Five stories that have North Texas talking: Whole Foods sells rabbit meat, but not in Texas; T-shirts feature Gov. Perry’s mugshot; a look back at the first day of school; and more.
Rabbits have long been cute and cuddly – and they’re starting to appear on dinner plates. Austin-based Whole Foods is generating controversy for selling rabbit meat at select stores across the country. There have been protests around the U.S. in recent weeks. Earlier this month, House Rabbit Society staged demonstrations at dozens of Whole Foods, Reuters reports. Rabbit meat isn’t sold at Whole Foods’ stores in Dallas-Fort Worth or Texas, a spokeswoman told KERA. “Whole Foods, which offers about half of its 373 U.S. stores the option of selling rabbit, said it … has no plans to stop selling the meat,” Reuters says. More than 17,000 people have signed a petition on Change.org that asks Whole Foods to stop selling rabbit. Whole Foods says it’s developed standards based on four years of study to address “welfare issues in rabbit production.” Rabbits are becoming more popular on dinner plates, The Los Angeles Times reports. “In an era when game meats and nose-to-tail eating are redefining fine dining as food sport, rabbit is both familiar and exotic enough to appeal,” the Times says. KUT, Austin’s NPR station, explores the controversy. In other Whole Foods news, the company will no longer accept personal checks in Texas, Oklahoma, Louisiana and Arkansas starting Labor Day, The Dallas Morning News reports.
- Dallas County District Attorney Craig Watkins’ spending of government funds is being questioned yet again. WFAA-TV reports he spent more than $18,000 in state asset forfeiture funds last year to pay his legal bills – and some are questioning whether that’s legal.

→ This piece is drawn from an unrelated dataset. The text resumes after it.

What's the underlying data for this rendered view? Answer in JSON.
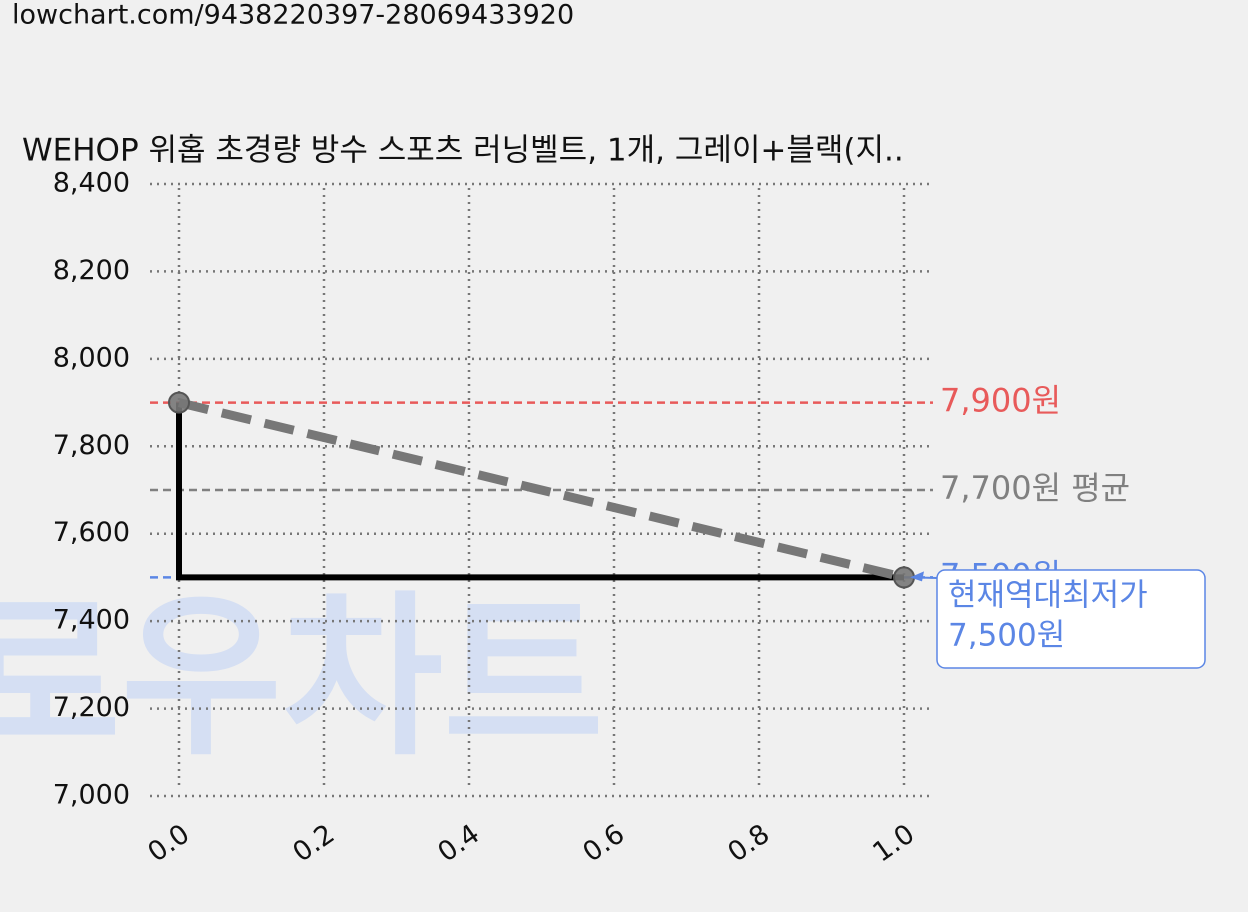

John Helms, a former federal prosecutor, told WFAA that it “pushes the envelope” and that the DA’s office should have gone to the attorney general for its opinion. The DA’s office said Watkins has “broad discretion” over using the forfeiture funds and he did “nothing illegal or improper.” The legal bills came after Watkins was in court and was held in contempt for “refusing to answer questions about allegations that his office indicted an oil heir in order to benefit a friend and longtime political benefactor.” News of the $18,000 expenditure comes after WFAA first reported that Watkins used $50,000 from the asset forfeiture fund to pay a settlement over a car accident that he caused while driving a county-owned vehicle. The Dallas Morning News reports that Watkins' office spent more than $32,000 on "outside counsel in the fiscal year ending Aug. 31, 2013."
- Gov. Rick Perry’s smiling mugshot ricocheted across the internet last week – and now it’s on a T-shirt. RickPAC, the governor’s political action committee, is selling the shirt, which features Perry’s mugshot and says he’s “wanted” for “securing the border and defeating Democrats.” The back of the shirt features an earlier mugshot of Travis County District Attorney Rosemary Lehmberg. She had been arrested for drunken driving. The shirt says she’s “guilty” of “driving while intoxicated and perversion of justice.” The shirt is yours for $25. Read more from KERA News.
- Monday was the first day back at school for most North Texas students. A team of KERA reporters hit the streets to capture the big day. Stella Chavez explored what it was like for refugee families in Dallas. Doualy Xaykaothao profiled pre-Kindergarten in Fort Worth. Bill Zeeble featured a homeless teen heading back to class. And Dianna Douglas chased after an energetic new principal at Fort Worth’s Polytechnic High. Here’s a look back at the sights and sounds of day No. 1. And the teachers are nervous, too – we profiled a teacher who’s not new to teaching but is new to Dallas.
- Lake Highlands’ St. Vincent gets more publicity, this time from across the pond. British GQ spoke with the singer, aka Annie Clark. She told GQ about a good book with a North Texas connection: “I just read a book called Love Me Back by a woman from Dallas, Texas called Merritt Tierce. It's excellent. It's fiction but it seems to be cut pretty close to her life: she talks about her life in the food service industry (which sounds like it could be a very boring premise) but it's an awesome book. It's especially poignant for me reading it because I knew every restaurant she was talking about in Dallas: they remind me of a time in my life. I remember when you were 14 and you'd used to go to [Chili’s] to hang out on a Friday night and think it was very wild. All the tchotchke Americana on the walls: amazing!”